Sopir Angkutan Umum Seruduk Kantor DPRD Lombok Tengah

Sopir Angkutan Umum Seruduk Kantor DPRD Lombok Tengah

SUARALOMBOKNEWS.COM – Lombok Tengah | Puluhan Sopir Angkutan Umum, yang tergabung dalam Asosiasi Angkutan Umum Lombok Tengah, menggelar aksi Hearing di Sekretariat DPRD Lombok Tengah, Nusa Tenggara Barat (NTB), Rabu, (12/12/2018).
Kedatangan para Sopir Angkutan Umum itu diterima Anggota Komisi III DPRD Lombok Tengah, H. Lalu Masud dan Majrun serta dari Dinas Perhubungan Lombok Tengah, di Ruang Banmus DPRD Lombok Tengah.
Dalam aksi Hearing itu, para Sopir Angkutan Umum, menyampaikan tuntutan mereka terkait dengan perubahan warna plat Nomor Polisi (Nopol) dari Kuning menjadi Hitam pada saat melakukan perpanjangan STNK tanpa pemberitahuan terlebih dahulu dan meminta keringanan biaya da proses pengurusan penerbitan dan perpanjangan Izin Trayek.”Sebagian besar teman – teman sopir, menjadikan BPKB sebagai Anggunan di Finace untuk modal usaha, tiba – tiba pada saat melakukan perpanjangan STNK, plat kendaraan yang tadinya berwarna Kuning berubah menjadi Hitam.
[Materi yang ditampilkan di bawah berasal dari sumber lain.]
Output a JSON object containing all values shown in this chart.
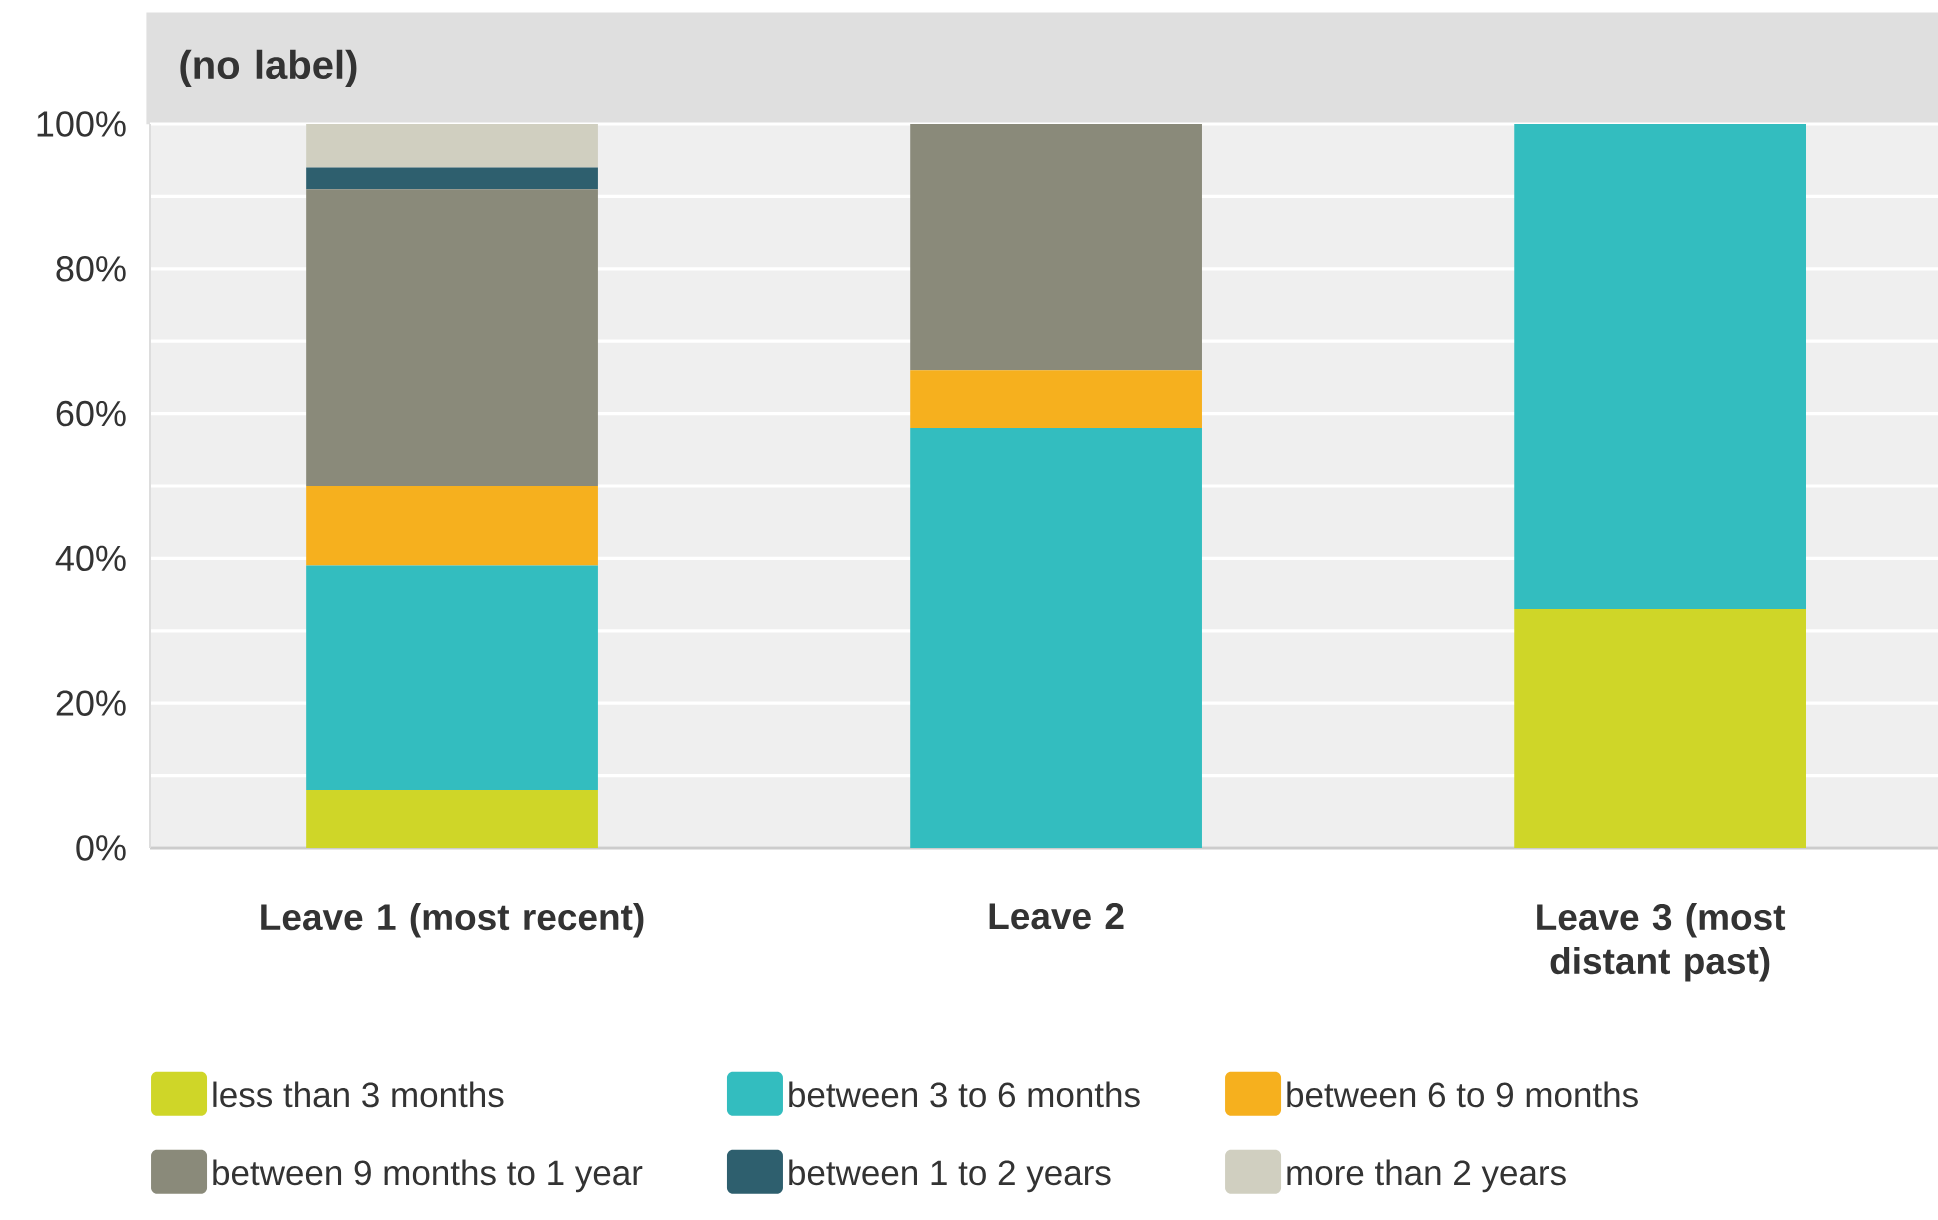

Kami juga meminta ada subsidi biaya penerbitan izin Trayek, karena izin trayek yang ada sudah mati, akibat dari sepinya penumpang,” ungkap Ketua Asosiasi Sopir Angkutan Umum, Lalu Supardiana.
Para sopir angkutan umum itu juga meminta aparat kepolisian dan Dinas Pergubungan Lombok Tengah menindak tegas para sopir Mobil Pick Up plat hitam yang dijadikan angkutan orang.”Kami minta Mobil Pick Up plat hitam yang dijadikan mobil penumpang ditindak tegas, karena itu sangat merugikan kami yang telah mengantingi izin Trayek,”pinta Lalu Supar.
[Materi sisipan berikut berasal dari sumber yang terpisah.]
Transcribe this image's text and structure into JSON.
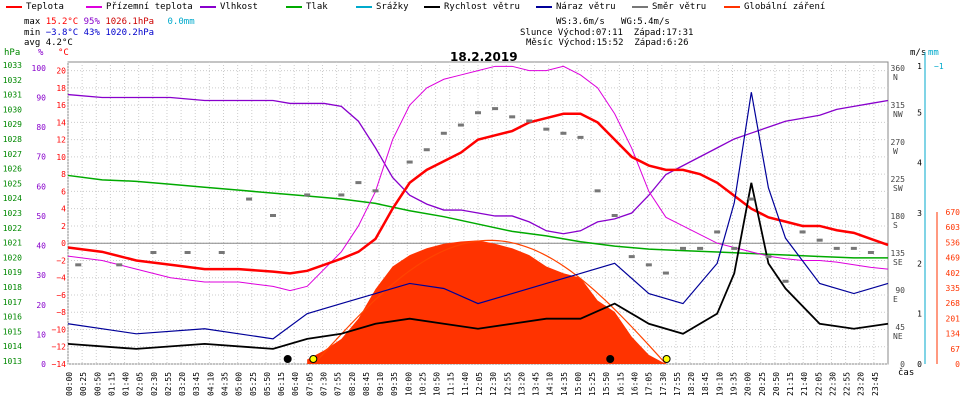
{
  "legend": [
    {
      "label": "Teplota",
      "color": "#ff0000"
    },
    {
      "label": "Přízemní teplota",
      "color": "#dd00dd"
    },
    {
      "label": "Vlhkost",
      "color": "#8800cc"
    },
    {
      "label": "Tlak",
      "color": "#00aa00"
    },
    {
      "label": "Srážky",
      "color": "#00aacc"
    },
    {
      "label": "Rychlost větru",
      "color": "#000000"
    },
    {
      "label": "Náraz větru",
      "color": "#000099"
    },
    {
      "label": "Směr větru",
      "color": "#777777"
    },
    {
      "label": "Globální záření",
      "color": "#ff3300"
    }
  ],
  "stats": {
    "max_label": "max",
    "max_temp": "15.2°C",
    "max_hum": "95%",
    "max_press": "1026.1hPa",
    "max_rain": "0.0mm",
    "min_label": "min",
    "min_temp": "−3.8°C",
    "min_hum": "43%",
    "min_press": "1020.2hPa",
    "avg_label": "avg",
    "avg_temp": "4.2°C"
  },
  "sun": {
    "ws": "WS:3.6m/s",
    "wg": "WG:5.4m/s",
    "slunce": "Slunce Východ:07:11",
    "slunce_zapad": "Západ:17:31",
    "mesic": "Měsíc Východ:15:52",
    "mesic_zapad": "Západ:6:26"
  },
  "axis_heads": {
    "hpa": "hPa",
    "pct": "%",
    "degc": "°C",
    "ms": "m/s",
    "mm": "mm"
  },
  "x_label": "čas",
  "chart_data": {
    "type": "line",
    "title": "18.2.2019",
    "x_ticks": [
      "00:00",
      "00:25",
      "00:50",
      "01:15",
      "01:40",
      "02:05",
      "02:30",
      "02:55",
      "03:20",
      "03:45",
      "04:10",
      "04:35",
      "05:00",
      "05:25",
      "05:50",
      "06:15",
      "06:40",
      "07:05",
      "07:30",
      "07:55",
      "08:20",
      "08:45",
      "09:10",
      "09:35",
      "10:00",
      "10:25",
      "10:50",
      "11:15",
      "11:40",
      "12:05",
      "12:30",
      "12:55",
      "13:20",
      "13:45",
      "14:10",
      "14:35",
      "15:00",
      "15:25",
      "15:50",
      "16:15",
      "16:40",
      "17:05",
      "17:30",
      "17:55",
      "18:20",
      "18:45",
      "19:10",
      "19:35",
      "20:00",
      "20:25",
      "20:50",
      "21:15",
      "21:40",
      "22:05",
      "22:30",
      "22:55",
      "23:20",
      "23:45"
    ],
    "y_axes": {
      "hpa": [
        "1033",
        "1032",
        "1031",
        "1030",
        "1029",
        "1028",
        "1027",
        "1026",
        "1025",
        "1024",
        "1023",
        "1022",
        "1021",
        "1020",
        "1019",
        "1018",
        "1017",
        "1016",
        "1015",
        "1014",
        "1013"
      ],
      "pct": [
        "100",
        "90",
        "80",
        "70",
        "60",
        "50",
        "40",
        "30",
        "20",
        "10",
        "0"
      ],
      "degc": [
        "20",
        "18",
        "16",
        "14",
        "12",
        "10",
        "8",
        "6",
        "4",
        "2",
        "0",
        "−2",
        "−4",
        "−6",
        "−8",
        "−10",
        "−12",
        "−14"
      ],
      "dir": [
        "360",
        "315",
        "270",
        "225",
        "180",
        "135",
        "90",
        "45",
        "0"
      ],
      "dir_names": [
        "N",
        "NW",
        "W",
        "SW",
        "S",
        "SE",
        "E",
        "NE"
      ],
      "ms": [
        "1",
        "5",
        "4",
        "3",
        "2",
        "1",
        "0"
      ],
      "mm": [
        "−1"
      ],
      "solar": [
        "670",
        "603",
        "536",
        "469",
        "402",
        "335",
        "268",
        "201",
        "134",
        "67",
        "0"
      ]
    },
    "temp_range": [
      -14,
      21
    ],
    "series": [
      {
        "name": "Teplota",
        "unit": "°C",
        "x": [
          0,
          1,
          2,
          3,
          4,
          5,
          6,
          6.5,
          7,
          7.5,
          8,
          8.5,
          9,
          9.5,
          10,
          10.5,
          11,
          11.5,
          12,
          12.5,
          13,
          13.5,
          14,
          14.5,
          15,
          15.5,
          16,
          16.5,
          17,
          17.5,
          18,
          18.5,
          19,
          19.5,
          20,
          20.5,
          21,
          21.5,
          22,
          22.5,
          23,
          23.5,
          24
        ],
        "values": [
          -0.5,
          -1,
          -2,
          -2.5,
          -3,
          -3,
          -3.3,
          -3.5,
          -3.2,
          -2.5,
          -1.8,
          -1,
          0.5,
          4,
          7,
          8.5,
          9.5,
          10.5,
          12,
          12.5,
          13,
          14,
          14.5,
          15,
          15,
          14,
          12,
          10,
          9,
          8.5,
          8.5,
          8,
          7,
          5.5,
          4,
          3,
          2.5,
          2,
          2,
          1.5,
          1.2,
          0.5,
          -0.2
        ]
      },
      {
        "name": "Přízemní teplota",
        "unit": "°C",
        "x": [
          0,
          1,
          2,
          3,
          4,
          5,
          6,
          6.5,
          7,
          7.5,
          8,
          8.5,
          9,
          9.5,
          10,
          10.5,
          11,
          11.5,
          12,
          12.5,
          13,
          13.5,
          14,
          14.5,
          15,
          15.5,
          16,
          16.5,
          17,
          17.5,
          18,
          18.5,
          19,
          19.5,
          20,
          20.5,
          21,
          21.5,
          22,
          22.5,
          23,
          23.5,
          24
        ],
        "values": [
          -1.5,
          -2,
          -3,
          -4,
          -4.5,
          -4.5,
          -5,
          -5.5,
          -5,
          -3,
          -1,
          2,
          6,
          12,
          16,
          18,
          19,
          19.5,
          20,
          20.5,
          20.5,
          20,
          20,
          20.5,
          19.5,
          18,
          15,
          11,
          6,
          3,
          2,
          1,
          0,
          -0.5,
          -1,
          -1.5,
          -1.8,
          -2,
          -2,
          -2.2,
          -2.5,
          -2.8,
          -3
        ]
      },
      {
        "name": "Vlhkost",
        "unit": "%",
        "x": [
          0,
          1,
          2,
          3,
          4,
          5,
          6,
          6.5,
          7,
          7.5,
          8,
          8.5,
          9,
          9.5,
          10,
          10.5,
          11,
          11.5,
          12,
          12.5,
          13,
          13.5,
          14,
          14.5,
          15,
          15.5,
          16,
          16.5,
          17,
          17.5,
          18,
          18.5,
          19,
          19.5,
          20,
          20.5,
          21,
          21.5,
          22,
          22.5,
          23,
          23.5,
          24
        ],
        "values": [
          91,
          90,
          90,
          90,
          89,
          89,
          89,
          88,
          88,
          88,
          87,
          82,
          73,
          63,
          57,
          54,
          52,
          52,
          51,
          50,
          50,
          48,
          45,
          44,
          45,
          48,
          49,
          51,
          57,
          64,
          67,
          70,
          73,
          76,
          78,
          80,
          82,
          83,
          84,
          86,
          87,
          88,
          89
        ]
      },
      {
        "name": "Tlak",
        "unit": "hPa",
        "x": [
          0,
          1,
          2,
          3,
          4,
          5,
          6,
          7,
          8,
          9,
          10,
          11,
          12,
          13,
          14,
          15,
          16,
          17,
          18,
          19,
          20,
          21,
          22,
          23,
          24
        ],
        "values": [
          1025.8,
          1025.5,
          1025.4,
          1025.2,
          1025,
          1024.8,
          1024.6,
          1024.4,
          1024.2,
          1023.9,
          1023.4,
          1023,
          1022.5,
          1022,
          1021.7,
          1021.3,
          1021,
          1020.8,
          1020.7,
          1020.6,
          1020.5,
          1020.4,
          1020.3,
          1020.2,
          1020.2
        ]
      },
      {
        "name": "Srážky",
        "unit": "mm",
        "x": [
          0,
          24
        ],
        "values": [
          0,
          0
        ]
      },
      {
        "name": "Rychlost větru",
        "unit": "m/s",
        "x": [
          0,
          2,
          4,
          6,
          7,
          8,
          9,
          10,
          11,
          12,
          13,
          14,
          15,
          16,
          17,
          18,
          19,
          19.5,
          20,
          20.5,
          21,
          22,
          23,
          24
        ],
        "values": [
          0.4,
          0.3,
          0.4,
          0.3,
          0.5,
          0.6,
          0.8,
          0.9,
          0.8,
          0.7,
          0.8,
          0.9,
          0.9,
          1.2,
          0.8,
          0.6,
          1,
          1.8,
          3.6,
          2,
          1.5,
          0.8,
          0.7,
          0.8
        ]
      },
      {
        "name": "Náraz větru",
        "unit": "m/s",
        "x": [
          0,
          2,
          4,
          6,
          7,
          8,
          9,
          10,
          11,
          12,
          13,
          14,
          15,
          16,
          17,
          18,
          19,
          19.5,
          20,
          20.5,
          21,
          22,
          23,
          24
        ],
        "values": [
          0.8,
          0.6,
          0.7,
          0.5,
          1,
          1.2,
          1.4,
          1.6,
          1.5,
          1.2,
          1.4,
          1.6,
          1.8,
          2,
          1.4,
          1.2,
          2,
          3.2,
          5.4,
          3.5,
          2.5,
          1.6,
          1.4,
          1.6
        ]
      },
      {
        "name": "Globální záření",
        "unit": "W/m²",
        "x": [
          7,
          7.5,
          8,
          8.5,
          9,
          9.5,
          10,
          10.5,
          11,
          11.5,
          12,
          12.5,
          13,
          13.5,
          14,
          14.5,
          15,
          15.5,
          16,
          16.5,
          17,
          17.5
        ],
        "values": [
          20,
          60,
          110,
          200,
          330,
          430,
          480,
          510,
          530,
          540,
          545,
          530,
          510,
          480,
          430,
          400,
          380,
          280,
          230,
          120,
          40,
          0
        ]
      },
      {
        "name": "Směr větru",
        "unit": "°",
        "x": [
          0.3,
          1.5,
          2.5,
          3.5,
          4.5,
          5.3,
          6,
          7,
          8,
          8.5,
          9,
          10,
          10.5,
          11,
          11.5,
          12,
          12.5,
          13,
          13.5,
          14,
          14.5,
          15,
          15.5,
          16,
          16.5,
          17,
          17.5,
          18,
          18.5,
          19,
          19.5,
          20,
          20.5,
          21,
          21.5,
          22,
          22.5,
          23,
          23.5
        ],
        "values": [
          120,
          120,
          135,
          135,
          135,
          200,
          180,
          205,
          205,
          220,
          210,
          245,
          260,
          280,
          290,
          305,
          310,
          300,
          295,
          285,
          280,
          275,
          210,
          180,
          130,
          120,
          110,
          140,
          140,
          160,
          140,
          200,
          130,
          100,
          160,
          150,
          140,
          140,
          135
        ]
      }
    ]
  }
}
Tidak itu saja, para Sopir Angkutan Umum juga meminta kemudahan penerbitan Surat Izin Mengemudi atau SIM.” Mohon penerbitan SIM juga dipermudah, karena kami mencari sesuap nasi,”ujarnya.
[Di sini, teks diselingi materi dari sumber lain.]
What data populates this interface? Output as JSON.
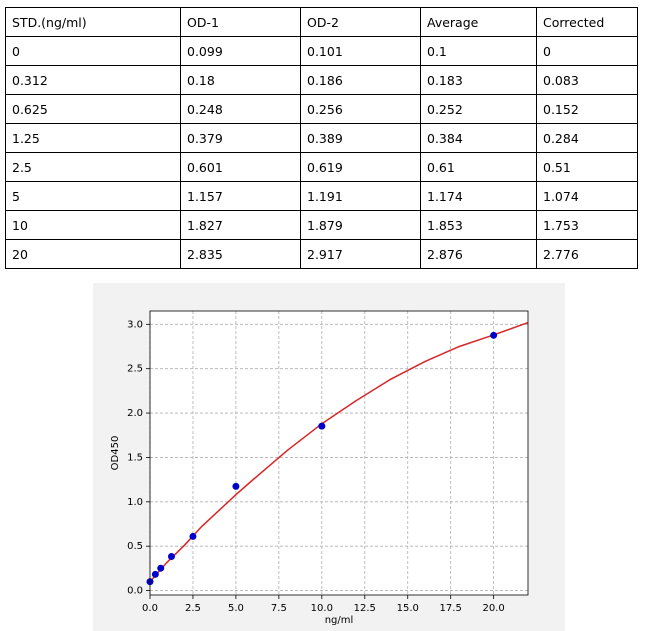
{
  "table": {
    "rows": [
      [
        "STD.(ng/ml)",
        "OD-1",
        "OD-2",
        "Average",
        "Corrected"
      ],
      [
        "0",
        "0.099",
        "0.101",
        "0.1",
        "0"
      ],
      [
        "0.312",
        "0.18",
        "0.186",
        "0.183",
        "0.083"
      ],
      [
        "0.625",
        "0.248",
        "0.256",
        "0.252",
        "0.152"
      ],
      [
        "1.25",
        "0.379",
        "0.389",
        "0.384",
        "0.284"
      ],
      [
        "2.5",
        "0.601",
        "0.619",
        "0.61",
        "0.51"
      ],
      [
        "5",
        "1.157",
        "1.191",
        "1.174",
        "1.074"
      ],
      [
        "10",
        "1.827",
        "1.879",
        "1.853",
        "1.753"
      ],
      [
        "20",
        "2.835",
        "2.917",
        "2.876",
        "2.776"
      ]
    ]
  },
  "chart_data": {
    "type": "scatter",
    "xlabel": "ng/ml",
    "ylabel": "OD450",
    "xlim": [
      0,
      22
    ],
    "ylim": [
      -0.05,
      3.15
    ],
    "xticks": [
      {
        "value": 0,
        "label": "0.0"
      },
      {
        "value": 2.5,
        "label": "2.5"
      },
      {
        "value": 5,
        "label": "5.0"
      },
      {
        "value": 7.5,
        "label": "7.5"
      },
      {
        "value": 10,
        "label": "10.0"
      },
      {
        "value": 12.5,
        "label": "12.5"
      },
      {
        "value": 15,
        "label": "15.0"
      },
      {
        "value": 17.5,
        "label": "17.5"
      },
      {
        "value": 20,
        "label": "20.0"
      }
    ],
    "yticks": [
      {
        "value": 0,
        "label": "0.0"
      },
      {
        "value": 0.5,
        "label": "0.5"
      },
      {
        "value": 1,
        "label": "1.0"
      },
      {
        "value": 1.5,
        "label": "1.5"
      },
      {
        "value": 2,
        "label": "2.0"
      },
      {
        "value": 2.5,
        "label": "2.5"
      },
      {
        "value": 3,
        "label": "3.0"
      }
    ],
    "grid": true,
    "series": [
      {
        "type": "line",
        "color": "#d62728",
        "x": [
          0,
          1,
          2,
          3,
          4,
          5,
          6,
          8,
          10,
          12,
          14,
          16,
          18,
          20,
          22
        ],
        "values": [
          0.1,
          0.32,
          0.51,
          0.72,
          0.9,
          1.08,
          1.25,
          1.58,
          1.88,
          2.14,
          2.38,
          2.58,
          2.75,
          2.88,
          3.02
        ]
      },
      {
        "type": "scatter",
        "color": "#0000cc",
        "x": [
          0,
          0.312,
          0.625,
          1.25,
          2.5,
          5,
          10,
          20
        ],
        "values": [
          0.1,
          0.183,
          0.252,
          0.384,
          0.61,
          1.174,
          1.853,
          2.876
        ]
      }
    ]
  }
}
Sementara itu, Sekretaris Dinas Perhubungan Lombok Tengah, Lalu Sauki menjelaskan, berubahnya warna plat kendaraan dari Kuning ke menjadi hitam pada saat melalakukan perpanjangan STNK, sepenuhnya wewenang dari Samsat.”Untuk penerbitan dan perpanjangan Izin Trayek harus ada rekomendasi dari Dinas Perhubungan, tinggal bagaimana kita berkomunikasi saja, karena kami sangat paham kondisi dan keadaan teman – teman Sopir,” ujarnya.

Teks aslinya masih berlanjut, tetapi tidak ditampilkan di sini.